Shankar narrates her own experience of working out in the gym.

“I have a team of around 15 people and they are all young girls between the age of 20 to 25 and we have a tie up with a gym in Gurgaon and we have a three-hour session in the morning for our own training and fitness regime,” she says. “Every time we work out, men try to approach us. ‘Oh what do you do? Oh you look so great’ and so on. It is very uncomfortable so we prefer to select timings when there are not many people around. While men are more likely to choose timings when women are most likely to be in the gym.

“Some people come up and ask for numbers, contacts, chase us on social media, harass us on messenger and Instagram,” she adds. “Every day I get at least 10 messages in my messenger box and Insta where people write to me saying, “’oh you look so hot! You look so young!’ and so on. I mean do I really want to hear all that!” 

An Unsafe World Out There

Crime against women in India is rising. An IndiaSpend analysis, cited by Scroll, states that 2.24 million crimes against women were reported over the last decade. According to available figures, 26 crimes are reported every hour, or one complaint every two minutes.

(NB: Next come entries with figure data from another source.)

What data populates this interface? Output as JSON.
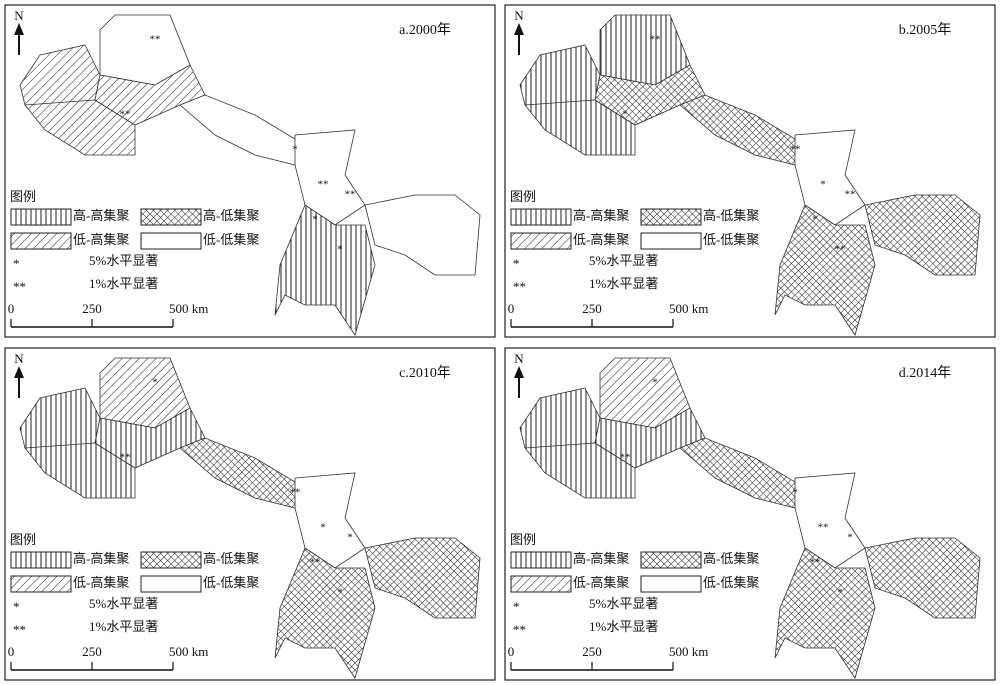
{
  "panels": [
    {
      "title": "a.2000年",
      "north": "N",
      "legend": {
        "title": "图例",
        "items": [
          {
            "label": "高-高集聚",
            "pattern": "vertical"
          },
          {
            "label": "高-低集聚",
            "pattern": "cross"
          },
          {
            "label": "低-高集聚",
            "pattern": "diagonal"
          },
          {
            "label": "低-低集聚",
            "pattern": "none"
          }
        ],
        "significance": [
          {
            "symbol": "*",
            "label": "5%水平显著"
          },
          {
            "symbol": "**",
            "label": "1%水平显著"
          }
        ]
      },
      "scale": [
        "0",
        "250",
        "500 km"
      ],
      "markers": [
        "**",
        "*",
        "**",
        "**",
        "*",
        "*",
        "**"
      ]
    },
    {
      "title": "b.2005年",
      "north": "N",
      "legend": {
        "title": "图例",
        "items": [
          {
            "label": "高-高集聚",
            "pattern": "vertical"
          },
          {
            "label": "高-低集聚",
            "pattern": "cross"
          },
          {
            "label": "低-高集聚",
            "pattern": "diagonal"
          },
          {
            "label": "低-低集聚",
            "pattern": "none"
          }
        ],
        "significance": [
          {
            "symbol": "*",
            "label": "5%水平显著"
          },
          {
            "symbol": "**",
            "label": "1%水平显著"
          }
        ]
      },
      "scale": [
        "0",
        "250",
        "500 km"
      ],
      "markers": [
        "**",
        "**",
        "*",
        "**",
        "*",
        "**",
        "*"
      ]
    },
    {
      "title": "c.2010年",
      "north": "N",
      "legend": {
        "title": "图例",
        "items": [
          {
            "label": "高-高集聚",
            "pattern": "vertical"
          },
          {
            "label": "高-低集聚",
            "pattern": "cross"
          },
          {
            "label": "低-高集聚",
            "pattern": "diagonal"
          },
          {
            "label": "低-低集聚",
            "pattern": "none"
          }
        ],
        "significance": [
          {
            "symbol": "*",
            "label": "5%水平显著"
          },
          {
            "symbol": "**",
            "label": "1%水平显著"
          }
        ]
      },
      "scale": [
        "0",
        "250",
        "500 km"
      ],
      "markers": [
        "*",
        "**",
        "*",
        "*",
        "**",
        "*",
        "**"
      ]
    },
    {
      "title": "d.2014年",
      "north": "N",
      "legend": {
        "title": "图例",
        "items": [
          {
            "label": "高-高集聚",
            "pattern": "vertical"
          },
          {
            "label": "高-低集聚",
            "pattern": "cross"
          },
          {
            "label": "低-高集聚",
            "pattern": "diagonal"
          },
          {
            "label": "低-低集聚",
            "pattern": "none"
          }
        ],
        "significance": [
          {
            "symbol": "*",
            "label": "5%水平显著"
          },
          {
            "symbol": "**",
            "label": "1%水平显著"
          }
        ]
      },
      "scale": [
        "0",
        "250",
        "500 km"
      ],
      "markers": [
        "*",
        "*",
        "**",
        "*",
        "**",
        "*",
        "**"
      ]
    }
  ]
}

Public safety for women is not just an issue in India, though. It’s a global menace. Even developed countries, the West which supposedly offers more freedom for women, have been struggling to provide a safe environment for women. The available data on gender violence is really depressing.

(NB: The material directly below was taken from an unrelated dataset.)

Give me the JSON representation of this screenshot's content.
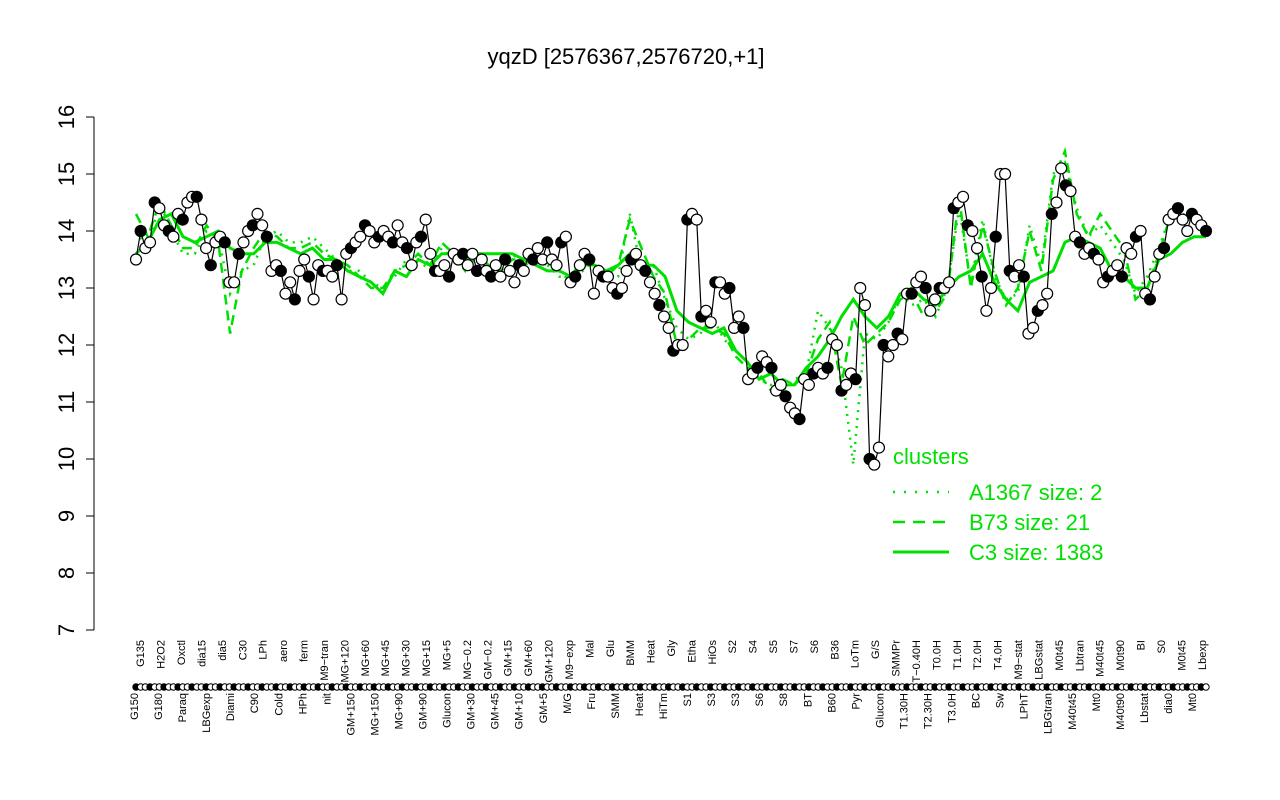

According to a 2016 UN report, the worldwide figure suggest that about 88 percent of women reported having some form of verbal sexual harassment, which included comments of sexual nature, whistling, leering or making obscene gestures etc in their life time. 

Last month, a woman in Strasbourg, France, was punched in the face by three individuals for wearing a skirt. A 2015 study released by the High Council for Equality between Women and Men (HCEfh) revealed that 100 percent [of more than 600 women surveyed across the country] had faced sexual harassment. 

The United States is no better. According to a 2014 study by the nonprofit organization Stop Street Harassment (SSH), more than 107 million women in the country had experienced incidences ranging from being called ‘hey baby’, slurs, groping, sexual harassment and assault in public spaces. Around 65 percent of all women nationwide had experienced some sort of street harassment. 

The United Kingdom is not far behind either. According to a survey carried out by House of Commons Women and Equalities Committee who commissioned YouGov to carry out exploratory research on attitudes related to sexual harassment in public, brought out some damning figures. 63 percent of girls and young women between the age 18-24 felt unsafe walking home alone. A 2016 survey by  End Violence Against Women Coalition, which was also commissioned by YouGov to conduct the first national poll on street harassment in 2016, stated that 64 percent of women of all ages have experience unwanted sexual street harrassment with 45 percent of women experiencing unwanted touching. 

The numbers indeed paint a depressing picture indeed. The situation is the same cutting across borders, cultures and societies. How can one bring about a change? The athletes and women Newsclick spoke to have no clear cut answer for it is clear that the menace is not because of a lack of safety or security measures or policing, or lack of a prevalent culture of women being outdoors. The rot is something deeper and the women feel they could do their part just by fighting it and being out there, fighting for among many things, their right to walk free without fear.